The agreement also addresses transparency gaps in subsidy reporting and requires countries to provide the WTO with detailed information about their subsidy programs, like their goal, form, amount, the duration of funding, the type of fishing being subsidized, the health of the fish stock, what conservation measures are in place, what the resultant catch data is, etc (Pew Charitable Trusts, 2023). Not only does the agreement address some major issues, but it is also linked to the dispute settlement, so it is enforceable, and as a living document it can be amended (Pew Charitable Trusts, 2023). The amendment process will ensure that the agreement remains relevant for tackling future problems that may arise as countries and technology continue to advance.

Due to issues of equity that inevitably arise when discussing fisheries subsidies, there are special considerations for countries considering ‘developing’ and ‘least developed’ woven into the agreement. These countries have a two-year grace period before they will be required to comply with the WTO’s dispute settlement proceedings.
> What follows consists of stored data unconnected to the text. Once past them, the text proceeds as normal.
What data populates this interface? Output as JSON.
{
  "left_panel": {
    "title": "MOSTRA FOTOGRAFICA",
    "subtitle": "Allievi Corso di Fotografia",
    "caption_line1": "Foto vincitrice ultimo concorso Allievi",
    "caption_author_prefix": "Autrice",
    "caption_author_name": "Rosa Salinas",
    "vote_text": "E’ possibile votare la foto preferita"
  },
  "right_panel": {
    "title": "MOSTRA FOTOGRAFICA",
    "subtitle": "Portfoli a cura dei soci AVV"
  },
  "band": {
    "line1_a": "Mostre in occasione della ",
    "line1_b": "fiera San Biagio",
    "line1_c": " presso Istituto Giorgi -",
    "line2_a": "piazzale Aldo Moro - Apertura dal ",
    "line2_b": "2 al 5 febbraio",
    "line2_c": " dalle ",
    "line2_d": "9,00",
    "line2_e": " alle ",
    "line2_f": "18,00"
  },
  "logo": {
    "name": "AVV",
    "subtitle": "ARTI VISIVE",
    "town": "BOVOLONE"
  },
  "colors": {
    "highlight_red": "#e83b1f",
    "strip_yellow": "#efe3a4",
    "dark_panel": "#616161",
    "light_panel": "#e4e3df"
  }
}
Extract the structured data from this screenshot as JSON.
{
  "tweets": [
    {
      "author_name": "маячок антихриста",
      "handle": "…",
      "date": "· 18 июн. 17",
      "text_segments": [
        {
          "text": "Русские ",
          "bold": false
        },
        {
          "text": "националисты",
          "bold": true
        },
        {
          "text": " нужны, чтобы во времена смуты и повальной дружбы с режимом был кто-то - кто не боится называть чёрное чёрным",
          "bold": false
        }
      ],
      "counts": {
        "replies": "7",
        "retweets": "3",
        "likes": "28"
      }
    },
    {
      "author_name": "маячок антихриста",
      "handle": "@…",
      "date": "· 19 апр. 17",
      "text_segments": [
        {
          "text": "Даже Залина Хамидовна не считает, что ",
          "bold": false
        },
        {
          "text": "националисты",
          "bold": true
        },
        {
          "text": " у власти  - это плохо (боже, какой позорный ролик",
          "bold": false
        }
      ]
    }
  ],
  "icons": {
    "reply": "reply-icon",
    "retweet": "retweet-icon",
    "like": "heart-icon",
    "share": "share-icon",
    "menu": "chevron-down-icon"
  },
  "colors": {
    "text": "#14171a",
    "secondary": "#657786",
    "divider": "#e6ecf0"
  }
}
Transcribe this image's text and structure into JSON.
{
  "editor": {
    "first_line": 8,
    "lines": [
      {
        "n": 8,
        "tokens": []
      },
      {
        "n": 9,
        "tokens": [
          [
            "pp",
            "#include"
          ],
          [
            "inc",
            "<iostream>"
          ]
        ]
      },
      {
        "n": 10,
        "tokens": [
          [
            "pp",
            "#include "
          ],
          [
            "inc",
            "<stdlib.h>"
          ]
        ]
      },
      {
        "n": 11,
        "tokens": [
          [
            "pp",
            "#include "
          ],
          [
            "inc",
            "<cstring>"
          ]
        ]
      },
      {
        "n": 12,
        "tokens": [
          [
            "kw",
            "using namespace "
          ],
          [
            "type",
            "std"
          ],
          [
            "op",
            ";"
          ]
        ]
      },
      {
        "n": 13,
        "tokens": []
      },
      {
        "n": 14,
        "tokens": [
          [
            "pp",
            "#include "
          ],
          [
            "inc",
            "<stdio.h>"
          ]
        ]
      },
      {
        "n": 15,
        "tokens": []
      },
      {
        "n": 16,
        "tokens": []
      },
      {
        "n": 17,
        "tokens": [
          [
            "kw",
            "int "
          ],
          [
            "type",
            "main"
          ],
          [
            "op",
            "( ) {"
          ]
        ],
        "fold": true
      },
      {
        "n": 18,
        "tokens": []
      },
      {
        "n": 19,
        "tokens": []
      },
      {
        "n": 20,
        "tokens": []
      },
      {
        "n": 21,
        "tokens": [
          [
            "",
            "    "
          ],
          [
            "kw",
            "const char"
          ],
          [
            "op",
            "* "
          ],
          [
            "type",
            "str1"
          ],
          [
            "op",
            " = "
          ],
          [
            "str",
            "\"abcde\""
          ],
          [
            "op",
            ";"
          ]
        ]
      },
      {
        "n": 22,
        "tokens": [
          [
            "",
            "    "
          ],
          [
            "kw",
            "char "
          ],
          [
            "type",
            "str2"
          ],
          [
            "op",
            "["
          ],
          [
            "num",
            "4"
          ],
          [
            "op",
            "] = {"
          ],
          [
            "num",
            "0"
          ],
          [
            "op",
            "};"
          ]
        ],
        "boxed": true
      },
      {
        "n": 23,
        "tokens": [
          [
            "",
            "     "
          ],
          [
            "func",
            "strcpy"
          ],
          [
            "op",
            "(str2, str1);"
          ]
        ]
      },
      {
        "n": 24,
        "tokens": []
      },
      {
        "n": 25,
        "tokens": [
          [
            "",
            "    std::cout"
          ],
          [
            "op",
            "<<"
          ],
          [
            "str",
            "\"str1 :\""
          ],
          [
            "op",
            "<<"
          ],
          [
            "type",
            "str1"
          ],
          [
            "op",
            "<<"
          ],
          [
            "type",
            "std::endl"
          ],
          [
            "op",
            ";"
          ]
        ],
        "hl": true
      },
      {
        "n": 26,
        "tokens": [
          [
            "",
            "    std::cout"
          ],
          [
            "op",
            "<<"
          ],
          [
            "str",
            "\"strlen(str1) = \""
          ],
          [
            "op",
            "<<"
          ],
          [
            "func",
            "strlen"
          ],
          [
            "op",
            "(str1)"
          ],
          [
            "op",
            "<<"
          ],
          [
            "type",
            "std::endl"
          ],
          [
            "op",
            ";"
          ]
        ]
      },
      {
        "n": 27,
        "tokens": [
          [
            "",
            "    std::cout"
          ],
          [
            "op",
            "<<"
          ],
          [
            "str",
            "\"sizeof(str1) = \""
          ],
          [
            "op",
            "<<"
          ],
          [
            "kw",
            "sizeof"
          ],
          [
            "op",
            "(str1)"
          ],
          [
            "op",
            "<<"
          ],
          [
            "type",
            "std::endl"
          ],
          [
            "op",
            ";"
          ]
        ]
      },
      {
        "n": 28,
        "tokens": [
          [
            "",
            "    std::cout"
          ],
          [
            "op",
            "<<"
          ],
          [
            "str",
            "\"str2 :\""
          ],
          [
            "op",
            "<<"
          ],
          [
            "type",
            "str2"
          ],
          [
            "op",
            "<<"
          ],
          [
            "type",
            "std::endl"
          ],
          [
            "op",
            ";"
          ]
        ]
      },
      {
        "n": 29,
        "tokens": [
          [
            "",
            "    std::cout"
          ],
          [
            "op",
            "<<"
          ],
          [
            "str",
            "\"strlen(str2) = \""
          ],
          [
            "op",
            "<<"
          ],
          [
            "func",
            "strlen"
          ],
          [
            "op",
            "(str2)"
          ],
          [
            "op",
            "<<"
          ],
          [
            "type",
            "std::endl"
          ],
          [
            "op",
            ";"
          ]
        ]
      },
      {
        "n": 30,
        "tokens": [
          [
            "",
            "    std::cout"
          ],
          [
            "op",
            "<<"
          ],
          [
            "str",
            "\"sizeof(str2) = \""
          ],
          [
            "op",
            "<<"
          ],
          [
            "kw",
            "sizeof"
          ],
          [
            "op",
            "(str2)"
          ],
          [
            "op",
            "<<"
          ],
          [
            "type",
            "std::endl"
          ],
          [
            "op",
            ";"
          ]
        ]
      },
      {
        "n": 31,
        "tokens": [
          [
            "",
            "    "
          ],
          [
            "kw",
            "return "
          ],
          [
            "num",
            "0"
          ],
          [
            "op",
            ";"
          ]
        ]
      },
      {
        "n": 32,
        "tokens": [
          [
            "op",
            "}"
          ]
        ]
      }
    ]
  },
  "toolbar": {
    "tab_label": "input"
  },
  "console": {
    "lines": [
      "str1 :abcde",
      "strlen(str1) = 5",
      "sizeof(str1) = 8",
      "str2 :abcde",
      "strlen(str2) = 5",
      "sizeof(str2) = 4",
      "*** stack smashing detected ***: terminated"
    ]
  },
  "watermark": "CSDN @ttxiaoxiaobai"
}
Through the ‘Fish Fund’ that it builds, a finance mechanism, these countries will be granted with access to necessary technical assistance and capacity building resources to implement the agreement (Let’s talk trade by WTO, S4 Ep2).

Though the agreement has not yet taken effect, as two-thirds of WTO members must accept for it to do so, it is an important step forward. It is the first WTO agreement that addresses environmental issues, which creates a precedent for the WTO to continue forward with additional agreements that center around sustainability. It frees fiscal space so money can be allocated towards positive, sustainable subsidies instead (Let’s talk trade by WTO, S4 Ep2). It is tangible change in a time when such change is so desperately needed to ensure the recovery of our oceans to they may be healthy for present and future generations.

Conclusion

Fishery subsidy regulations have come a long way from when fisheries subsidies were first implemented in the 1940s and there was little awareness about the drastic impact they could have on fish stocks. The WTO’s new fisheries subsidies agreement represents incredible progress towards rebuilding our oceans’ fish stocks and opens the door for the WTO to implement more global environmental agreements. Only time and extensive monitoring will tell if the fisheries agreement will be enough to help marine ecosystems rebound, but it shows that collaboration and years of effort from governments and NGOs can facilitate meaningful international change in environmental regulations.